Long-term projections for the UK economy remain uncertain despite a return to growth The Office for National Statistics recent release revealed that the economy expanded by 0.2 per cent in August, following a sharper than expected fall the previous month, with the services sector being the main contributor to growth in August, while car manufacturing and sales boosted the longer-term economy. These GDP results reveal a mixed picture, with activity picking up in August having seen a slowdown in July as rail strikes and bad weather had a direct impact on output.

Raj Kandola Director of External Affairs Greater Birmingham Chambers of Commerce

Given that investment in infrastructure is a significant driver of economic growth and productivity, it suffices to say that the Government’s recent decision to no longer proceed with the northern leg of HS2 has impacted the business community’s overall confidence in the Government’s commitment to levelling up, connecting regions for business opportunities, and making long-term investment in vital infrastructure for future needs.
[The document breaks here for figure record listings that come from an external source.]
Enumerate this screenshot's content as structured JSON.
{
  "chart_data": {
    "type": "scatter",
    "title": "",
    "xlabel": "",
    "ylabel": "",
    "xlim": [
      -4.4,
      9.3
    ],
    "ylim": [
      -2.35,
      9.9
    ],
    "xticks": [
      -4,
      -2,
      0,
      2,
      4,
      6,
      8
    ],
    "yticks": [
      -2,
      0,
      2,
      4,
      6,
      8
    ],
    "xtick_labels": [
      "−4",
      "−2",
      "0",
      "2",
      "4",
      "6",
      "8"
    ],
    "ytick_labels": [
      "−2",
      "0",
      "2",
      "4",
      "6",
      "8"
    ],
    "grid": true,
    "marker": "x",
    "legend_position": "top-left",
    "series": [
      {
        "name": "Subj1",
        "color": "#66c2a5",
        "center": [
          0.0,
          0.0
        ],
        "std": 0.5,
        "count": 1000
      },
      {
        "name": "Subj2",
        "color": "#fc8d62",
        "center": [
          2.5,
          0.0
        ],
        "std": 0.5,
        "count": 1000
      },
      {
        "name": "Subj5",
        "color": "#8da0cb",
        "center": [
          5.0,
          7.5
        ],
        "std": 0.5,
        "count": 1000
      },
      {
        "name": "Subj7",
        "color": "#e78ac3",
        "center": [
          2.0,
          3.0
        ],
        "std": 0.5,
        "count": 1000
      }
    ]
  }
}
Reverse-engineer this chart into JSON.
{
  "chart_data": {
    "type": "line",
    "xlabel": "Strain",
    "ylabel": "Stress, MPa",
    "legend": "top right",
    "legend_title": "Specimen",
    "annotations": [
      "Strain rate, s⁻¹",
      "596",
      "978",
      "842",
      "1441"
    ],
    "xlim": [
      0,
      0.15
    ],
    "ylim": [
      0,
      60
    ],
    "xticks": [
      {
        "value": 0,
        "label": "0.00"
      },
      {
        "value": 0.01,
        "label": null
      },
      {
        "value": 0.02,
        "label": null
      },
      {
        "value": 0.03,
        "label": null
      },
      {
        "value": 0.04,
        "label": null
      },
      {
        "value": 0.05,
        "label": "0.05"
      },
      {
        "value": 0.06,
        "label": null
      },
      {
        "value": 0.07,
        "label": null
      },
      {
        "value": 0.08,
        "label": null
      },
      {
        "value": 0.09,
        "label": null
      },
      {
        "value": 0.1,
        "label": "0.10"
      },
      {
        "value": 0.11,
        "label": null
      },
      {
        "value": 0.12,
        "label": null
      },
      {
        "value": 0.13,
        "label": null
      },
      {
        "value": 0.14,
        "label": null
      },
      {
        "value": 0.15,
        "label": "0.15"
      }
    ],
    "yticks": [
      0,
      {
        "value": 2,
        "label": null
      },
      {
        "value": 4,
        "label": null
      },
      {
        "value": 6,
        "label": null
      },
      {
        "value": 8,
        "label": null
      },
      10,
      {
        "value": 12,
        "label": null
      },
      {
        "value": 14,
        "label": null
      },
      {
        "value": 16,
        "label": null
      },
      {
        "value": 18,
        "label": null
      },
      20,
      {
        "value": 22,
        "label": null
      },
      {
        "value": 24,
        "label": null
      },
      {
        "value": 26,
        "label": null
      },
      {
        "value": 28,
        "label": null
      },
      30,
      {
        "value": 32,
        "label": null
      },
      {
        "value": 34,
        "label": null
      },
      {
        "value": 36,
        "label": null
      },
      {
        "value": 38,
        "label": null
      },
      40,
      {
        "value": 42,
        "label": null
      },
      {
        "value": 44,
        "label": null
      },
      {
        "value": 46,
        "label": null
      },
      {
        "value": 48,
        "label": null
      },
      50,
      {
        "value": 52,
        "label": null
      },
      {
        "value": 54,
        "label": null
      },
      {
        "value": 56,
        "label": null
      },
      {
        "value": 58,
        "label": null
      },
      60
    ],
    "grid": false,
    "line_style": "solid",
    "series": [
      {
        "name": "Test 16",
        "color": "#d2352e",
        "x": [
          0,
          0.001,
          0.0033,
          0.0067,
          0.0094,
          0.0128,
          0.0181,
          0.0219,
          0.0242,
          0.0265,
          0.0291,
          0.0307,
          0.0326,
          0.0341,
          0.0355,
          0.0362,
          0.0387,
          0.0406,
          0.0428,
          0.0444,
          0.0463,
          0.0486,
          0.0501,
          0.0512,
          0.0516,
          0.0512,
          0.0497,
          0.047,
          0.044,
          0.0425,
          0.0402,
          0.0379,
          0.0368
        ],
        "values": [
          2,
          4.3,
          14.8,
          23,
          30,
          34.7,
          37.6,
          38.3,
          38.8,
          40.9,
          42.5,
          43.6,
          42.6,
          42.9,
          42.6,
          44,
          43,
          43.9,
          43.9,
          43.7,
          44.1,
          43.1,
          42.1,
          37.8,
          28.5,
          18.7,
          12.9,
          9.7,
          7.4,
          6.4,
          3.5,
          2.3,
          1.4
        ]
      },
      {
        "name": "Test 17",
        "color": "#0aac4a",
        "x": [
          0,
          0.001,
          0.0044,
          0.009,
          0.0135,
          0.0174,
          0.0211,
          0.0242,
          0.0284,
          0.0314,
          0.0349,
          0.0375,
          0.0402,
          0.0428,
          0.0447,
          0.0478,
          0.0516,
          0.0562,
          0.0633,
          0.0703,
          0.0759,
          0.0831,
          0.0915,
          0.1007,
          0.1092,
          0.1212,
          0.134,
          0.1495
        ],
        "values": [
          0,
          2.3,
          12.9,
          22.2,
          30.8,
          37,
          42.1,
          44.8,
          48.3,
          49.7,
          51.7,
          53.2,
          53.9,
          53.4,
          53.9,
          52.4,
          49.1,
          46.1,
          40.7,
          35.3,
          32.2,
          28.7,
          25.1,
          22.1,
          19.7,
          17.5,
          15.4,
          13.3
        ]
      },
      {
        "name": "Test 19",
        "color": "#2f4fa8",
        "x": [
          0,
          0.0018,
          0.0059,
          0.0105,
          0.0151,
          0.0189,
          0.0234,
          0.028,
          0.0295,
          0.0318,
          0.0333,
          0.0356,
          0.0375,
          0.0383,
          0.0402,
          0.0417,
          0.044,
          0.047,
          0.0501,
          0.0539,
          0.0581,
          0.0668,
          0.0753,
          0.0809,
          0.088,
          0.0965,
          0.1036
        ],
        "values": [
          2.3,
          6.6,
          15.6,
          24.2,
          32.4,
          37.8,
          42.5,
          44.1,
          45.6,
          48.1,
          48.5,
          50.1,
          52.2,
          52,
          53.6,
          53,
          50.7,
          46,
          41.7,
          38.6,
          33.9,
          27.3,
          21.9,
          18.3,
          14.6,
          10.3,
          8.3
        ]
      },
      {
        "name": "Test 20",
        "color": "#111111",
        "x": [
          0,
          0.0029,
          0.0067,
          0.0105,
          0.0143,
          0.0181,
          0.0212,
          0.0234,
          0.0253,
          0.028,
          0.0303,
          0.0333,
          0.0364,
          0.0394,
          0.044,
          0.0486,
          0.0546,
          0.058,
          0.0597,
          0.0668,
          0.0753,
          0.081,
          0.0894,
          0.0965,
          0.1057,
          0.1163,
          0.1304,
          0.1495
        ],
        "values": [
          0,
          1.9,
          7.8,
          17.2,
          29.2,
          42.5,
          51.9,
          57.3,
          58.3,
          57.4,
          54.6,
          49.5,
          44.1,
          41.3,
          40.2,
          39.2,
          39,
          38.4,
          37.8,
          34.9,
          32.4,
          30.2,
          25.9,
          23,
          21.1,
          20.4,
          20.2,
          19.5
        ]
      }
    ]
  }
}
It is for this reason, alongside existing inflationary pressures and ongoing economic uncertainty, that the upcoming Autumn Budget will have to deliver solid commitments on key priorities to help regain buoyancy in the economy and to incentivise investment. Priorities such as reducing upfront costs for businesses, easing recruitment challenges and tackling trade barriers with our European counterparts will need to figure prominently if we are to restore much needed confidence to the business community.